Dosing regimens for clone CXCR3-173 in mouse models vary based on the experimental purpose, mouse strain, and disease context, but typical doses range from 40 μg to 1 mg per mouse and are administered either as single or multiple intraperitoneal (i.p.) injections over periods from days to weeks.

• Cardiac & Islet Allograft Models (C57BL/6 Mice):

  • Single doses of 40 μg, 200 μg, or 1 mg CXCR3-173 mAb were used, with analyses typically performed 5 days post-injection to assess cellular responses without significant depletion of key immune subsets.
  • Repeated dosing regimens are sometimes employed in combination studies, particularly when used with immunosuppressants (e.g., rapamycin or cyclosporine), but the single-dose approach is common for characterizing immune modulation.

• Inflammation or Disease Mechanism Models (e.g., C57BL/6, H2d Mice):

  • Doses of 100 μg, 200 μg, or 500 μg via i.p. injection, administered once every other day for 2 weeks, are used to examine functional effects on chemokine signaling and immune cell migration.
  • Regimens may be tailored for acute versus chronic treatment, depending on whether the focus is on short-term blockade or longer-term disease modulation.

• General Observations:

  • Dose selection relates to the desired functional outcome—lower doses may suffice for flow cytometry or immunophenotyping, while higher or repeated doses are often necessary for functional blockade or therapeutic studies.
  • The interval and duration of dosing (single vs. repeated; daily vs. alternate days; duration of weeks) depend on disease progression and specific immune readouts.

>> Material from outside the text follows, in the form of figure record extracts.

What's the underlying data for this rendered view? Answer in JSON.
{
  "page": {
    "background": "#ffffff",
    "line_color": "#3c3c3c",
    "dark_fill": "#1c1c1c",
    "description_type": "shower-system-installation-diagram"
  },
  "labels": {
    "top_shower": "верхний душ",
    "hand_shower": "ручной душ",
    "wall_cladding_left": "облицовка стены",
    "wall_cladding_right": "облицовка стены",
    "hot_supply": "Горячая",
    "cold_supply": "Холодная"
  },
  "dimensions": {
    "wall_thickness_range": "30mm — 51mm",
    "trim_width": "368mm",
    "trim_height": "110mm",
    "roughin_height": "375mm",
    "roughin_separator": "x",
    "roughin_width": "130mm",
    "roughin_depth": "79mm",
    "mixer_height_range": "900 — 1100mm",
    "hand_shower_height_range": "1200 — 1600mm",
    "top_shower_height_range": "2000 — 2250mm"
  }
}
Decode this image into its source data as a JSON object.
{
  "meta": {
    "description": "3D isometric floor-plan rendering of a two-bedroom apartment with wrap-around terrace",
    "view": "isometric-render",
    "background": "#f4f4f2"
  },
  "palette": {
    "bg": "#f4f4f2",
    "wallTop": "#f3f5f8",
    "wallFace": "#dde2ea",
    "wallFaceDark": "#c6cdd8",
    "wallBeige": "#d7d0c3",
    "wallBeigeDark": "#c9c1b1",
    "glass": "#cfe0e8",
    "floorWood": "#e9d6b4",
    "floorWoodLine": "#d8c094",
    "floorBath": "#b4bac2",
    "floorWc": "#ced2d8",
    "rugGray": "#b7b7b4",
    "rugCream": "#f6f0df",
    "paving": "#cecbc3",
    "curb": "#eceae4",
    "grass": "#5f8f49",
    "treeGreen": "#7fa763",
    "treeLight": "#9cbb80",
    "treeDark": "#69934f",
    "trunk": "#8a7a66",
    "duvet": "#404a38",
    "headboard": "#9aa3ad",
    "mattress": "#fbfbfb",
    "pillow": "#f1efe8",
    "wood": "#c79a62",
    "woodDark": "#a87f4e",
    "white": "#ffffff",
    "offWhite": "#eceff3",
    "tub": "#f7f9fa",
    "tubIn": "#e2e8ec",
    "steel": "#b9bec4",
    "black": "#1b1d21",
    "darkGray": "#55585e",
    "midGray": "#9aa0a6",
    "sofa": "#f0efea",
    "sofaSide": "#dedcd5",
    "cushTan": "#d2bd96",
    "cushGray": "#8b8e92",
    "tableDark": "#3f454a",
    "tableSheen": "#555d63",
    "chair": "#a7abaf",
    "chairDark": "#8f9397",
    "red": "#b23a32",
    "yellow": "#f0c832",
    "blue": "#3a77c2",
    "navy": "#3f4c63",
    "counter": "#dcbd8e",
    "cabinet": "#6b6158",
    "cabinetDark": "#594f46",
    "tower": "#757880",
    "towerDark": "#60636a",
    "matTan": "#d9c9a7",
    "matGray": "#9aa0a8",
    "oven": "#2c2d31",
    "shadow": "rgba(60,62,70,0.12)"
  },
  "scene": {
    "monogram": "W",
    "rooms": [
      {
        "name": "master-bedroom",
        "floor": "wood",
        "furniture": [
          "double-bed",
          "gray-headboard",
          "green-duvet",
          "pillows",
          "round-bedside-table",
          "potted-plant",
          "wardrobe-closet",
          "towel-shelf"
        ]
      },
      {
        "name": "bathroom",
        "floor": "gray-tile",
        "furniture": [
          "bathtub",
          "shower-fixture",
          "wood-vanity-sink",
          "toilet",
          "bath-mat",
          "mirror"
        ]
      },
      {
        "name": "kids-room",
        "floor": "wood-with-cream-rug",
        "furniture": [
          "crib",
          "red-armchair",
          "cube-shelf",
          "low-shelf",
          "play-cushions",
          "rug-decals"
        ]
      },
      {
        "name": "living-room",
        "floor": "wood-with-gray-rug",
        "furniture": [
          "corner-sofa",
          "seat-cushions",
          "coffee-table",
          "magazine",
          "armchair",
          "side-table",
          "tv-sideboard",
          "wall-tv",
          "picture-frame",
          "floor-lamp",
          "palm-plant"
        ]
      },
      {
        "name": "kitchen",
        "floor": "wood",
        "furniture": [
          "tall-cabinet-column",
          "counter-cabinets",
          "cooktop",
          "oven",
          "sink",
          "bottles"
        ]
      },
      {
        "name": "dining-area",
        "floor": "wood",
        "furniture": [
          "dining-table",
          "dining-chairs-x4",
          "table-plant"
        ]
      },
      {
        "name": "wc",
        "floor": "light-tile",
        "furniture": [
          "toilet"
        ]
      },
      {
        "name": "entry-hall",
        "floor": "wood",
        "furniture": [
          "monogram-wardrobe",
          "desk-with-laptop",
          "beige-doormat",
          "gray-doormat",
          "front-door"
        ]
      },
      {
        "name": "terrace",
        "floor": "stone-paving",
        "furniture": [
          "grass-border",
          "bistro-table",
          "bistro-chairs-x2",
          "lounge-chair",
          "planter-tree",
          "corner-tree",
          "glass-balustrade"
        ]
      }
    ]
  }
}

• Neurofibroma and Other Disease Models:

  • Studies in NF1/neurofibroma used varying regimens but noted that therapeutic effects were not robust under tested protocols, highlighting the importance of disease-specific optimization.

In summary, the most common dosing pattern for CXCR3-173 in mice falls between 40 μg and 1 mg per dose, administered via intraperitoneal injection, with adjustments for dose frequency and total duration according to disease model and experimental goals. If you seek a specific disease context (autoimmunity, transplantation, inflammation), more tailored regimens may exist in specialized protocols.